1. ¹Departments of Clinical Pharmacy and General Internal Medicine and Nijmegen University Centre for Infectious Diseases, Radboud University Nijmegen Medical Centre, Nijmegen
2. ²The Hague Hospitals Central Pharmacy, The Hague
3. ³Xendo Drug Development Services, Groningen.

Correspondence: Rob E. Aarnoutse, PharmD, PhD, Department of Clinical Pharmacy, Radboud University Nijmegen Medical Centre, PO Box 9101, 533 KF, 6500 HB, Nijmegen, The Netherlands. E-mail: R.Aarnoutse@akf.umcn.nl

^*This work was financed by the Department of Clinical Pharmacy, Radboud University Nijmegen Medical Centre.

Received 25 March 2005; Accepted 6 September 2005.

Abstract

Objective: In the treatment of human immunodeficiency virus infection, the protease inhibitor ritonavir is used in a low dose (100 mg twice daily) to inhibit cytochrome P450 (CYP) 3A4 and thereby increase plasma concentrations of coadministered protease inhibitors. When applied in a therapeutic dose (600 mg twice daily), ritonavir also inhibits CYP2D6. The effect of low-dose ritonavir on CYP2D6 is unknown and was investigated in this study.

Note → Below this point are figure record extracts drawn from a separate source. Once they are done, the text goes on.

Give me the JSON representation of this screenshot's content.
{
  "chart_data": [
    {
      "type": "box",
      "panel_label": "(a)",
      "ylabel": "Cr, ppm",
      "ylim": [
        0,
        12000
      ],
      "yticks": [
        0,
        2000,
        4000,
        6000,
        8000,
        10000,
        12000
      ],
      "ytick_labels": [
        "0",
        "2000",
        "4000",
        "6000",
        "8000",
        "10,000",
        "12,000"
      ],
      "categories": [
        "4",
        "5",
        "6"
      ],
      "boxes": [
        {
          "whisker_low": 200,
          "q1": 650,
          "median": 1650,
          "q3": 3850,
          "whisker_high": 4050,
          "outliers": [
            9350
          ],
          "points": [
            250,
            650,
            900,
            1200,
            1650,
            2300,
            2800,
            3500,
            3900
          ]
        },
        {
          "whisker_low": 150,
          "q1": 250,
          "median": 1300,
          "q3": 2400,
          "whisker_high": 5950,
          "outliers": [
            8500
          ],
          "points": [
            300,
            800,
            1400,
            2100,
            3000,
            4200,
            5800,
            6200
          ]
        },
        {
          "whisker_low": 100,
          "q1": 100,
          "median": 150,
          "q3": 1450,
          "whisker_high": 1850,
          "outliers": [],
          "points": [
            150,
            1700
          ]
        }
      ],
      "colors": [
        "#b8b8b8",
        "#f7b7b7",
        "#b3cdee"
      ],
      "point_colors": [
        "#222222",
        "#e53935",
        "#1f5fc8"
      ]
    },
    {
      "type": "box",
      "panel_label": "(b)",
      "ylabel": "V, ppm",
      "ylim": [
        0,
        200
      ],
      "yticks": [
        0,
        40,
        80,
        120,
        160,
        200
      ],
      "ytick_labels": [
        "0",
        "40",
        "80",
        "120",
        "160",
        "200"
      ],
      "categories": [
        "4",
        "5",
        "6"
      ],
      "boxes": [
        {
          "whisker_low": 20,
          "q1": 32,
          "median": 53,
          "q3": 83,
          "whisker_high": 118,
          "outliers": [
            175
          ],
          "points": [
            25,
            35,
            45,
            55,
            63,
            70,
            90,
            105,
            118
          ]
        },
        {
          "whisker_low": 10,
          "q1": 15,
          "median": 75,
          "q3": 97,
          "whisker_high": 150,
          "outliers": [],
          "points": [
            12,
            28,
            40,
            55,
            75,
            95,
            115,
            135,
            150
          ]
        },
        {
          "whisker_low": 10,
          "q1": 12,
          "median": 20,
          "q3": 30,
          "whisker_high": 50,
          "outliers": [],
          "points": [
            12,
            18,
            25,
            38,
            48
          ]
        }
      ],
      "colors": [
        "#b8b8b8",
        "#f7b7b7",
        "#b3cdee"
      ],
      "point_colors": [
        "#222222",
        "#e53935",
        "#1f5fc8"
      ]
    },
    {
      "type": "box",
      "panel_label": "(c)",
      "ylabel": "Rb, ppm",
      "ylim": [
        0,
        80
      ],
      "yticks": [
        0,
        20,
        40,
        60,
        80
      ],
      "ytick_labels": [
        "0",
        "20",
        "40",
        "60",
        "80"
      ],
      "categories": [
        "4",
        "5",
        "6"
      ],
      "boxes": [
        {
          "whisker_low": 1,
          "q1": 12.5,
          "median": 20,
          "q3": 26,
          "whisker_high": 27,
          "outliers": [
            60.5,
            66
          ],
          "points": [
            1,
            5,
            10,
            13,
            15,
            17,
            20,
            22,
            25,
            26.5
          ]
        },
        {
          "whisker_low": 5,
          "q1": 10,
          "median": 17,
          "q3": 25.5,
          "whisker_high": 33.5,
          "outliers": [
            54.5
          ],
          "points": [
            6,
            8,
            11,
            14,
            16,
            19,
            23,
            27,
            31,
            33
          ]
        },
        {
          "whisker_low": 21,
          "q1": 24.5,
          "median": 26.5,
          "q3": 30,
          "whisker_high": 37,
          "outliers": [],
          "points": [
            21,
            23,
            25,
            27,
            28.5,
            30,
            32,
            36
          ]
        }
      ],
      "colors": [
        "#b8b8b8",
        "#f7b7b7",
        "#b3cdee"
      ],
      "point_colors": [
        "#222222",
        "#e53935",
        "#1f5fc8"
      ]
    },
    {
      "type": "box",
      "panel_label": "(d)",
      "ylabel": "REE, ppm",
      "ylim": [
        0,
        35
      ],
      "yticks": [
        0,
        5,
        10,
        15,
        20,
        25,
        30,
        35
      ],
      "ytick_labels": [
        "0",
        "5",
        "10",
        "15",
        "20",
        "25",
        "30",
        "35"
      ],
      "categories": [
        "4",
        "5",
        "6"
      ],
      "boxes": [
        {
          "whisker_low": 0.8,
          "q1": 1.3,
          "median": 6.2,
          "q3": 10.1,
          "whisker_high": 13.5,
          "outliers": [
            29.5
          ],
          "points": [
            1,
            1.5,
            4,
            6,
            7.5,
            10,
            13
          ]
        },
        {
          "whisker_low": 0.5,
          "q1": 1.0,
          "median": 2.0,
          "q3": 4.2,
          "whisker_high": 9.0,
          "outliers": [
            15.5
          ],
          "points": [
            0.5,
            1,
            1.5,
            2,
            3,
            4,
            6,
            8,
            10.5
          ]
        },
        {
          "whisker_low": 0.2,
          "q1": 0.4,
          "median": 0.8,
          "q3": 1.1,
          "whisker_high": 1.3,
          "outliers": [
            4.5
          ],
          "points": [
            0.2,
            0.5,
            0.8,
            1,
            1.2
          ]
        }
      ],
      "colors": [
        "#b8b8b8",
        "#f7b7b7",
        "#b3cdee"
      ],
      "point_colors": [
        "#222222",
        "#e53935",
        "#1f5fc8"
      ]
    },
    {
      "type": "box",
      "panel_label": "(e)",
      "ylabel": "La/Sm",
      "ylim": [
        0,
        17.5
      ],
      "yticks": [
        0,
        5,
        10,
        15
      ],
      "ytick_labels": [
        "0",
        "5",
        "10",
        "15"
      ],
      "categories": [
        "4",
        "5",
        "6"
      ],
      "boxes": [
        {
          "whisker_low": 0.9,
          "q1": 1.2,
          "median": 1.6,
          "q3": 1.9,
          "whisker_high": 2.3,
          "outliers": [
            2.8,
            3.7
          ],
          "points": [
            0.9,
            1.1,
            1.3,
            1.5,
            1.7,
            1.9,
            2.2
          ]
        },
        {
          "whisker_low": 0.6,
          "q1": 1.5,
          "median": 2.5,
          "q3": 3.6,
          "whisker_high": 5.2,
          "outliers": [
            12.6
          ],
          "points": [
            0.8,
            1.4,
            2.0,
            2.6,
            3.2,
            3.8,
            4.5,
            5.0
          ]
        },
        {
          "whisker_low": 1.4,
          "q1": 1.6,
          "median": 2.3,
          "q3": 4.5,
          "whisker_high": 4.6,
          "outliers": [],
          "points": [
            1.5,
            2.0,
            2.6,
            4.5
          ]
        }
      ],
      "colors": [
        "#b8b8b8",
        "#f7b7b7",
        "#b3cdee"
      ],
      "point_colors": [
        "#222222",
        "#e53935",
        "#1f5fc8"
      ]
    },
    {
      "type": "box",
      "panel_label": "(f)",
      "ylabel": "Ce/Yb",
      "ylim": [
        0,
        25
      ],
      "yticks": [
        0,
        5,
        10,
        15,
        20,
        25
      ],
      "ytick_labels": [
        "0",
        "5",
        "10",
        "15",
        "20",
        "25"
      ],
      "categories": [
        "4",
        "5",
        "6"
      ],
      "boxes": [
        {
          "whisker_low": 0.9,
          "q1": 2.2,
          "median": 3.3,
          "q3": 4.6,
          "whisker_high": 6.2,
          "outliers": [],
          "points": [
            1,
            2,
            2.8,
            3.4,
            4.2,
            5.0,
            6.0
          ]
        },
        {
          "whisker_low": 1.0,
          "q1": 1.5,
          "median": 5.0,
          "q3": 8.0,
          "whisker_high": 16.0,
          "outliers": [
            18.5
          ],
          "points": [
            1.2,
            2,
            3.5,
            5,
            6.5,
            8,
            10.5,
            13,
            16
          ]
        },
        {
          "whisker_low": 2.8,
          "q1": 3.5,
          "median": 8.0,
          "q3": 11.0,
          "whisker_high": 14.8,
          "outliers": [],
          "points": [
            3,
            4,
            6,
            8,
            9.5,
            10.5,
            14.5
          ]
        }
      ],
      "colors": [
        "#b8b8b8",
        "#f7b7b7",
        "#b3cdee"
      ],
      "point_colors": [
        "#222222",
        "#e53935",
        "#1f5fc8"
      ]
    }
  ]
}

Methods: This was a 1-arm, 2-period, fixed-order study in 13 healthy male volunteers who were extensive metabolizers of CYP2D6. The first period examined baseline CYP2D6 activity by evaluating the pharmacokinetics of a single dose of desipramine and by metabolic phenotyping with dextromethorphan. During the second period, participants took ritonavir, 100 mg twice daily, for 2 weeks, followed by repeat assessment of desipramine pharmacokinetics and the dextromethorphan metabolic phenotype in the presence of ritonavir.

Results: Low-dose ritonavir (100 mg twice daily) significantly increased the exposure to single-dose desipramine, as reflected in a geometric mean ratio (with ritonavir/without ritonavir) of 1.26 (95% confidence interval, 1.13-1.40) for the desipramine area under the concentration versus time curve from time 0 to infinity (P<.001). Coadministration of low-dose ritonavir did not significantly affect the dextromethorphan/dextrorphan urinary metabolic ratio and did not convert any extensive metabolizer to a poor metabolizer.

Conclusions: Low-dose ritonavir (100 mg twice daily) exerts a modest inhibitory effect on the activity of CYP2D6 in extensive metabolizers, as assessed with desipramine as the index substrate. This effect was not apparent with the dextromethorphan/dextrorphan metabolic ratio as an indicator for CYP2D6 activity. It is expected that the effect of low-dose ritonavir on CYP2D6 will not require standard dose reductions for CYP2D6 substrates.